Striper are real good eating. I love them when I can catch them. I would never eat anything from the Ohio river. Nothing! LOL


----------



## LittleMiamiJeff (Oct 1, 2005)

I agree, get the red out, I had striper grilled on gas grill, on a perforated pizza pan that had been soaked in melted butter w/cajun seasoning, Todd's wife, who had NEVER eaten fish in her life, liked the smell, tried a bit, and then filled her plate, then tummy up! 
I think she liked it!
I've never had better, wiper and striper, I haven't eaten white bass. I've had crappie, not sauger.
So, I'm a wiper/striper eater, until something better comes along.
LMJ


----------



## triton175 (Feb 21, 2006)

Caught a bunch of stripers at Lake Anna, VA this past summer. Had fish fry for 20 people. Very tasty, and I left the red meat in (this is the first place I've heard about cutting it out). But I agree with what some of the others say, not out of the Ohio river.


----------



## DodgeThis4wd (Jun 20, 2006)

ive caught and ate a catfish out of the ohio river, right off my dock 1/2 mile upstream from the new cumberland lock...whats so bad about that? im still alive i didnt get sick or anything. yes it tasted like 53 day old rotten **** but thats alright it was a good experience. dad taught me how to prepare a fish and cook it...i was little i thought it was the best thing in the world!! but your right id never do it again. sometimes we get into some REAL nice crappie (at least thats what they look like...maybe rock bass all the same to me LOL, clean lookin just callin me to take him home to the fryin pan...but ill pass! lol


----------



## BMagill (May 5, 2004)

Used to eat em out of Lake Mead when I lived in Vegas, good stuff.

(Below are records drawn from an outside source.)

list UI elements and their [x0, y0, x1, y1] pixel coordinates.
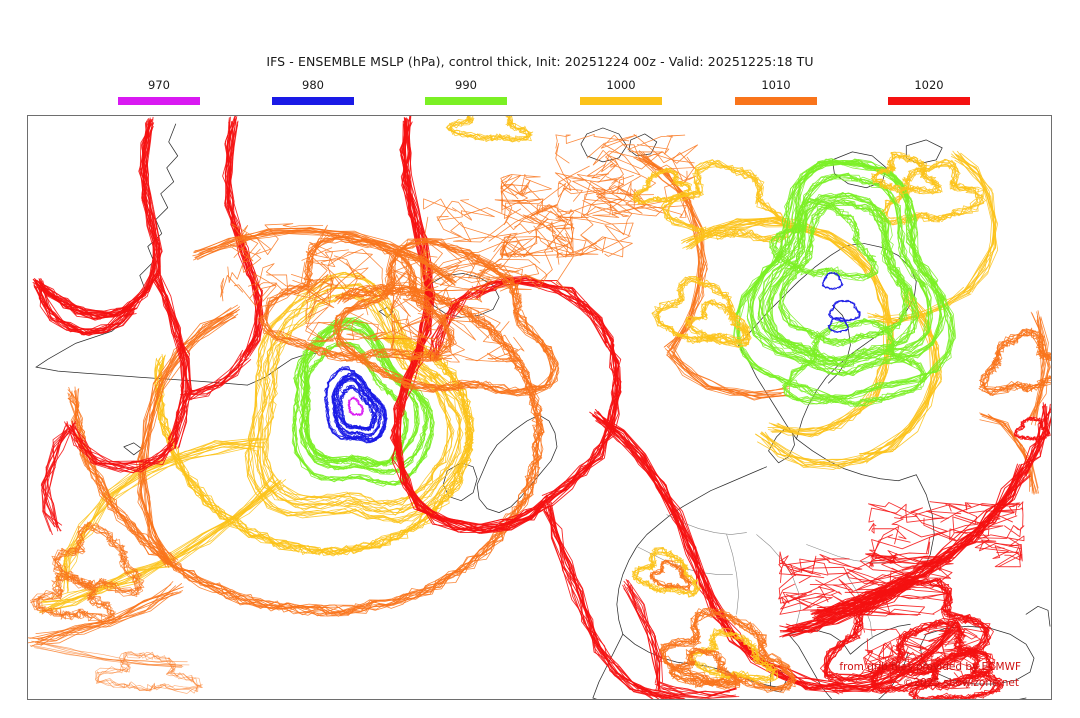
legend-swatch-1020 [888, 97, 970, 105]
legend-swatch-1000 [580, 97, 662, 105]
legend-label-1010: 1010 [761, 78, 791, 92]
map-panel[interactable]: from grib files provided by ECMWF ©2025 … [27, 115, 1052, 700]
legend-entry-980: 980 [272, 78, 354, 110]
legend-swatch-990 [425, 97, 507, 105]
contour-layer [28, 116, 1051, 699]
legend-label-1020: 1020 [914, 78, 944, 92]
legend-swatch-970 [118, 97, 200, 105]
legend-label-980: 980 [302, 78, 324, 92]
page-title: IFS - ENSEMBLE MSLP (hPa), control thick… [266, 54, 814, 69]
legend-entry-1010: 1010 [735, 78, 817, 110]
legend-label-1000: 1000 [606, 78, 636, 92]
pressure-legend: 970 980 990 1000 1010 1020 [0, 78, 1080, 110]
legend-entry-1020: 1020 [888, 78, 970, 110]
legend-swatch-980 [272, 97, 354, 105]
legend-entry-990: 990 [425, 78, 507, 110]
legend-entry-970: 970 [118, 78, 200, 110]
legend-swatch-1010 [735, 97, 817, 105]
legend-label-990: 990 [455, 78, 477, 92]
legend-label-970: 970 [148, 78, 170, 92]
legend-entry-1000: 1000 [580, 78, 662, 110]
ensemble-contour-map [28, 116, 1051, 699]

Gonna try and get some Ocean run stripes for a big Fry this President's Day.


----------



## kingjohn (Apr 23, 2004)

Has anybody ever heard of C-8 or any other chemicals that are in that river,,,,just float by Dupont's outlet at about 3-4 am and feel your eyes burn,,,,,,,,,,,,,, I'll eat lake fish but not river fish,,,,,, long term effects are still unknown but I would not eat them!


----------



## ShakeDown (Apr 5, 2004)

I wouldn't eat anything out the river either, but as a species they are tasteeeeeeeeeeee!


----------



## DodgeThis4wd (Jun 20, 2006)

oh well, who cares it was a one time thing i dont survive off river fish....guess my necks too red and my collar is too blue! no, i dont know about C8 and any of the other chemicals in the river, as far as im concerned, ill swim boat ski fish and drink beer in that damn river till the day i die. and if its because C8 killed me, then so be it, i had a hell of a time while i was on the river! im a river rat!


----------



## LittleMiamiJeff (Oct 1, 2005)

http://www.ohiogamefishing.com/photopost/showphoto.php?photo=17086&ppuser=4740

Mmmm Mmmm Goooood!


----------



## Brian62 (Sep 7, 2006)

So, I take it most of you fillet them and just take red flesh out. Sounds good I guess I will go for it. lol on the food plate
Brian


----------